En la última década se ha discutido hasta el hartazgo sobre el verdadero valor del digital, sobre su legitimidad, sobre la posibilidad de hacer cine con un formato que no tiene la misma calidad –de imagen y de sonido-, pero en los debates se suele olvidar lo esencial. Como decía Jean-Luc Godard en una entrevista que le concedió a la edición francesa de Cahiers du Cinema, publicada en abril del 2000: “Lo importante es qué se hace y por qué se hace”. No el soporte en que se hace. Así como el celuloide tiene convenientes e inconvenientes, el digital también los tiene, siempre los tendrá, entre los más graves y los que más daño le hacen al cine boliviano está la proliferación de la falta de rigor. Pero estamos convencidos que debatir sobre las bondades y carencias de un soporte, es un diálogo formal, casi estéril, poco trascendente. Lo que nos debe interesar, lo que nos debe desvelar, son los discursos y propuestas del cine boliviano. Hemos dicho incesantemente que gracias al boom digital potencialmente todo el mundo puede hacer cine. Las posibilidades están abiertas. Ahora, sólo queda esperar a que se haga más cine, no remedos de cine. Pues, se sabe, el arte cinematográfico debe ser mucho más que registrar con una cámara una sucesión de hechos, debe contener una ética y una estética, además, éstas deben ser coherentes entre ellas.

La enorme proliferación de películas, realizadas en diferentes soportes, con diferentes técnicas, con diferentes discursos, con diferentes objetivos, con diferentes propuestas, con diferentes intereses, con diferentes argumentos, con diferentes temáticas, nos conducen a repensar qué es el cine boliviano, a repensar cómo se puede definir al cine boliviano.

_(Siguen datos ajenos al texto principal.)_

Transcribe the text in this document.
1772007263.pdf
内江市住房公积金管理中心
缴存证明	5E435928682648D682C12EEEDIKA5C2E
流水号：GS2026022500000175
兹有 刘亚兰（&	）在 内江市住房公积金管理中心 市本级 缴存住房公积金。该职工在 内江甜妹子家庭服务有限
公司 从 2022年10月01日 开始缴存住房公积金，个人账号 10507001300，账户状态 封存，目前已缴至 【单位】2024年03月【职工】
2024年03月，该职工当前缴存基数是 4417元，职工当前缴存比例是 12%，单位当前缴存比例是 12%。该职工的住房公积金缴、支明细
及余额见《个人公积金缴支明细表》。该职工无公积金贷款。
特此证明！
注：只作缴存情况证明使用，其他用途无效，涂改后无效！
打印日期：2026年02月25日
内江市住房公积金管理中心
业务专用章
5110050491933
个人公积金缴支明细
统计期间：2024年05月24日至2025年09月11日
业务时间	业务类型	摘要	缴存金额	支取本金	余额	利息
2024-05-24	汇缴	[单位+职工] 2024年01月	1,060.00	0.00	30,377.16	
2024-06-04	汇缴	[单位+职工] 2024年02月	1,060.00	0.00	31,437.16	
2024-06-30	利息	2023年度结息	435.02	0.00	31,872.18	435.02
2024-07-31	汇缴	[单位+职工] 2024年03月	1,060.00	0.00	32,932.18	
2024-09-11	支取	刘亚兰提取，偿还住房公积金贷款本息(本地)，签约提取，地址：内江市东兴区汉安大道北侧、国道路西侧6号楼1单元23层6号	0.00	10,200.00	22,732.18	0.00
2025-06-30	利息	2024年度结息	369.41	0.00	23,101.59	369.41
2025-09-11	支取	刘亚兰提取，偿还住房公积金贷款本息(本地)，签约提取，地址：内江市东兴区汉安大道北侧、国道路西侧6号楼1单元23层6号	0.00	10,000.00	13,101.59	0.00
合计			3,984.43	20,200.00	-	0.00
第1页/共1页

Han quedado muy lejos los tiempos en los que se podía decir sin pestañear que el cine nacional es un arte preponderantemente indigenista, político o de denuncia. Se podría ensayar una respuesta rápida, que caiga en facilismos, y apuntar que es un “cine de la diferencia”, un “cine pluri/multi”, siguiendo la dinámica de los discursos políticos en boga. Pero eso sería tan vago como poco preciso. Pues, después de todo, casi todas las tradiciones cinematográficas se constituyen a partir de la diferencia, muchas tradiciones suelen construir una gran tradición que los críticos e historiadores tienden a llamar con grandilocuencia “Cine nacional”.